July 25, 2014 | David F. Coppedge

Featherlike Structures Are Not Feathers

The media have jumped all over a discovery of fuzz on a small ornithischian dinosaur, ignoring the evolutionary problems.

No sooner had we published the previous entry about true feathers on an imaginary dinosaur (7/24/14) when another paper came out in Science Magazine announcing “feathers” on a real dinosaur.  The media spin machine immediately went into high gear:

The discovery of a weird dinosaur, Kulindadromeus zabaikalicus, looking something like a cross between a chicken and a fuzzy kangaroo according to the artist’s imagination, was announced in Science Magazine.  The authors, however, preferred the phrase “featherlike structures” instead of feathers throughout the paper.   The only times they spoke of “feathers” per se, they qualified the word as interpretive:

  • Quill-like structures have been reported in the ornithischians Psittacosaurus and Tianyulong, but whether these were true feathers, or some other epidermal appendage, is unclear.
  • Here we report a new ornithischian dinosaur, Kulindadromeus zabaikalicus, with diverse epidermal appendages, including grouped filaments that we interpret as avianlike feathers.
  • They more closely resemble the monofilaments in the basal coelurosaur Sinosauropteryx and are similar to morphotype 1 in a recent evolutionary model of feathers.
  • These groups of filaments are similar to feather morphotype 3 and resemble the down feathers of some modern chicken breeds, such as the Silkie, which are devoid of barbules.
  • The presence of both simple and compound filamentous structures in Kulindadromeus (Fig. 4) supports the hypothesis that the integumentary structures in Ornithischia, already described in Psittacosaurus and Tianyulong, could be homologous to the “protofeathers” in non-avian theropods.

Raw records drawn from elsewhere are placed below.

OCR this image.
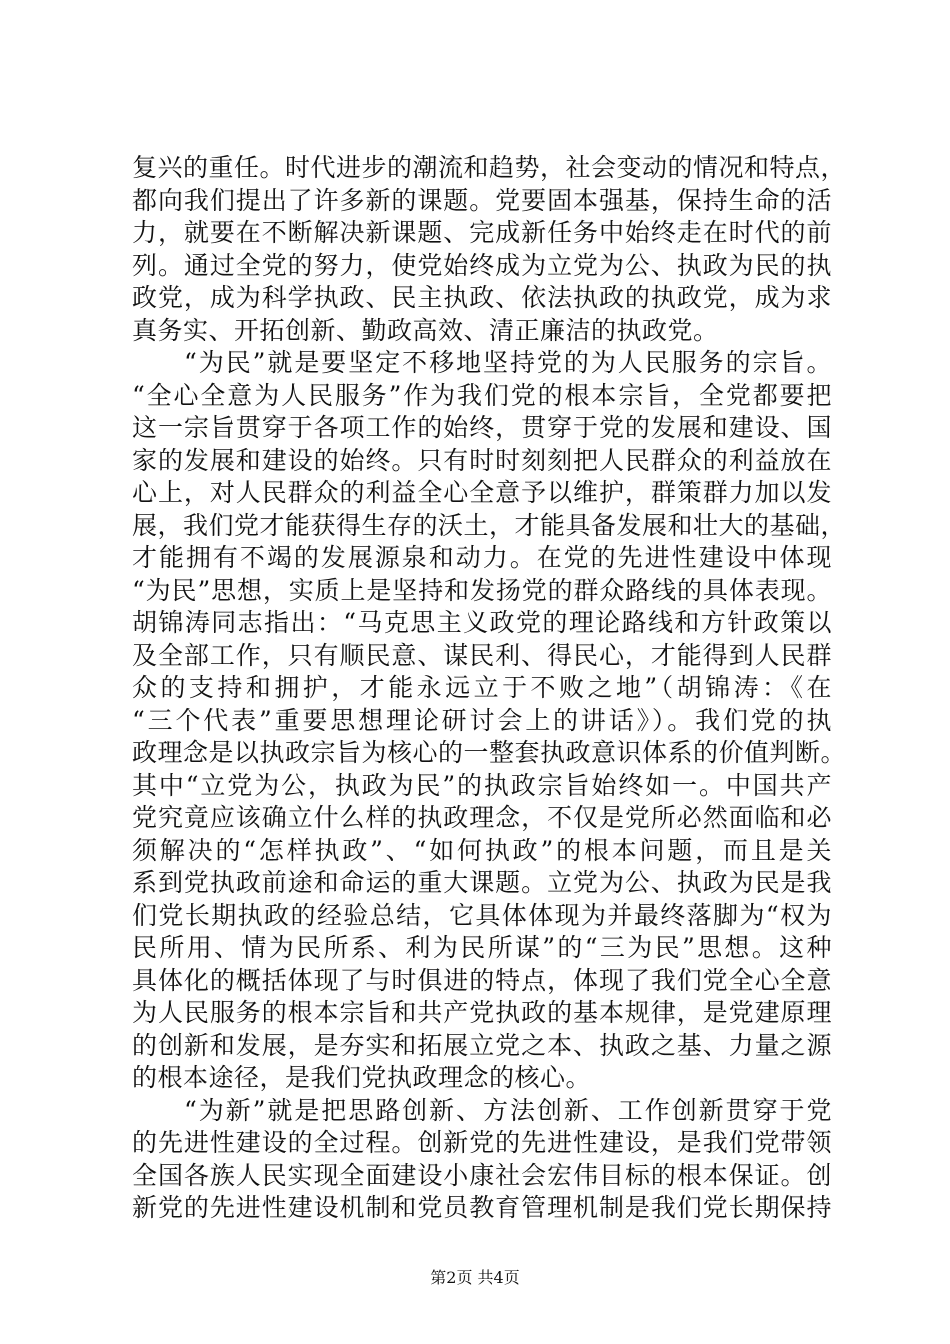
复兴的重任。时代进步的潮流和趋势，社会变动的情况和特点，
都向我们提出了许多新的课题。党要固本强基，保持生命的活
力，就要在不断解决新课题、完成新任务中始终走在时代的前
列。通过全党的努力，使党始终成为立党为公、执政为民的执
政党，成为科学执政、民主执政、依法执政的执政党，成为求
真务实、开拓创新、勤政高效、清正廉洁的执政党。
“为民”就是要坚定不移地坚持党的为人民服务的宗旨。
“全心全意为人民服务”作为我们党的根本宗旨，全党都要把
这一宗旨贯穿于各项工作的始终，贯穿于党的发展和建设、国
家的发展和建设的始终。只有时时刻刻把人民群众的利益放在
心上，对人民群众的利益全心全意予以维护，群策群力加以发
展，我们党才能获得生存的沃土，才能具备发展和壮大的基础，
才能拥有不竭的发展源泉和动力。在党的先进性建设中体现
“为民”思想，实质上是坚持和发扬党的群众路线的具体表现。
胡锦涛同志指出：“马克思主义政党的理论路线和方针政策以
及全部工作，只有顺民意、谋民利、得民心，才能得到人民群
众的支持和拥护，才能永远立于不败之地”（胡锦涛：《在
“三个代表”重要思想理论研讨会上的讲话》）。我们党的执
政理念是以执政宗旨为核心的一整套执政意识体系的价值判断。
其中“立党为公，执政为民”的执政宗旨始终如一。中国共产
党究竟应该确立什么样的执政理念，不仅是党所必然面临和必
须解决的“怎样执政”、“如何执政”的根本问题，而且是关
系到党执政前途和命运的重大课题。立党为公、执政为民是我
们党长期执政的经验总结，它具体体现为并最终落脚为“权为
民所用、情为民所系、利为民所谋”的“三为民”思想。这种
具体化的概括体现了与时俱进的特点，体现了我们党全心全意
为人民服务的根本宗旨和共产党执政的基本规律，是党建原理
的创新和发展，是夯实和拓展立党之本、执政之基、力量之源
的根本途径，是我们党执政理念的核心。
“为新”就是把思路创新、方法创新、工作创新贯穿于党
的先进性建设的全过程。创新党的先进性建设，是我们党带领
全国各族人民实现全面建设小康社会宏伟目标的根本保证。创
新党的先进性建设机制和党员教育管理机制是我们党长期保持
第2页 共4页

These integumentary structures look nothing like bird flight feathers.  They lack a central vane, barbs, barbules and hooks.  They look more like bits of fuzz about 5 to 15 mm long.  Some of the “compound” ones are mere bundles of monofilaments that converge at the base.

The problems for evolution are more serious.  These filaments (not “feathers”) were found on an ornithischian (bird-hipped) dinosaur, rather than the saurischian (lizard-hipped) dinosaurs thought to be ancestral to birds.  In Science Magazine News, Michael Balter untangles the confusion surrounding the names, and points out the phylogenetic problem:

If these bristly structures represented early feathers, as researchers have increasingly come to think, it would mean that feathers evolved in dinosaurs that preceded the evolutionary split between so-called saurischians (which include the meat-eating species) and ornithischians (which comprise plant-eating species) more than 200 million years ago. (Despite their confusing name, the ornithischians are not related to birds, which are saurischians.)

Whatever adorned Kulindadromeus, therefore, had nothing to do with flight feathers.  (The ornithischians include Triceratops, not exactly a frequent flyer by the looks of it.)  Finding fuzz on ornithischians and “coming to think” they represented “early feathers,” therefore, forces evolutionists to imagine that the “featherlike structures” emerged in a common ancestor of both branches, much further back in time than previously thought.  Subsequently, many sub-branches in both groups must have lost the structures, reverting to scales.  It also forces them to imagine feathers having some other function, perhaps mating display or insulation.  The fuzz was “co-opted” for flight millions of years later, in the branches where flight appeared.

In the paper, the authors mention “preservation of the scales as carbonaceous remains” found under “a thin superficial carbonaceous sheet” that was removed to see the structures.  This seems to imply that primordial, unpermineralized material was found in the specimens.  As to their interpretation, even dinobird champion Xing Xu “cautions that the fossils are still too fragmentary to be certain that the more complex feathery structures actually correspond to those found later in birds.”

In their haste to celebrate birds as dinosaurs, though, most of the reporters downplayed these difficulties.  Indeed, some appeared ready to support a remake of Jurassic Park, outfitting all the dinosaurs with colorful feathers, even T. rex.  “Steven Spielberg’s ‘Jurassic Park’ might need a little more revising,” Tanya Lewis said in Live Science; “– a newly discovered dinosaur species offers hints that feathers were much more common among the ancient beasts than once thought.”

There appears to be a clear dividing line at this point between fuzz and true flight feathers.  Evolutionists may call the former “protofeathers” or “featherlike structures” but that doesn’t mean they are feathers or related to feathers.  We think the interpretation of the structures as secondary phenomena resulting from taphonomy (fossilization) should be reconsidered.  In any case, the fuzz on this new creature, if it was functional on the living animal, had nothing to do with the evolution of birds or flight, so it doesn’t support the dino-to-bird story line.  Some reporters need to learn the scientific values of intellectual integrity, epistemic modesty, and interpretive restraint.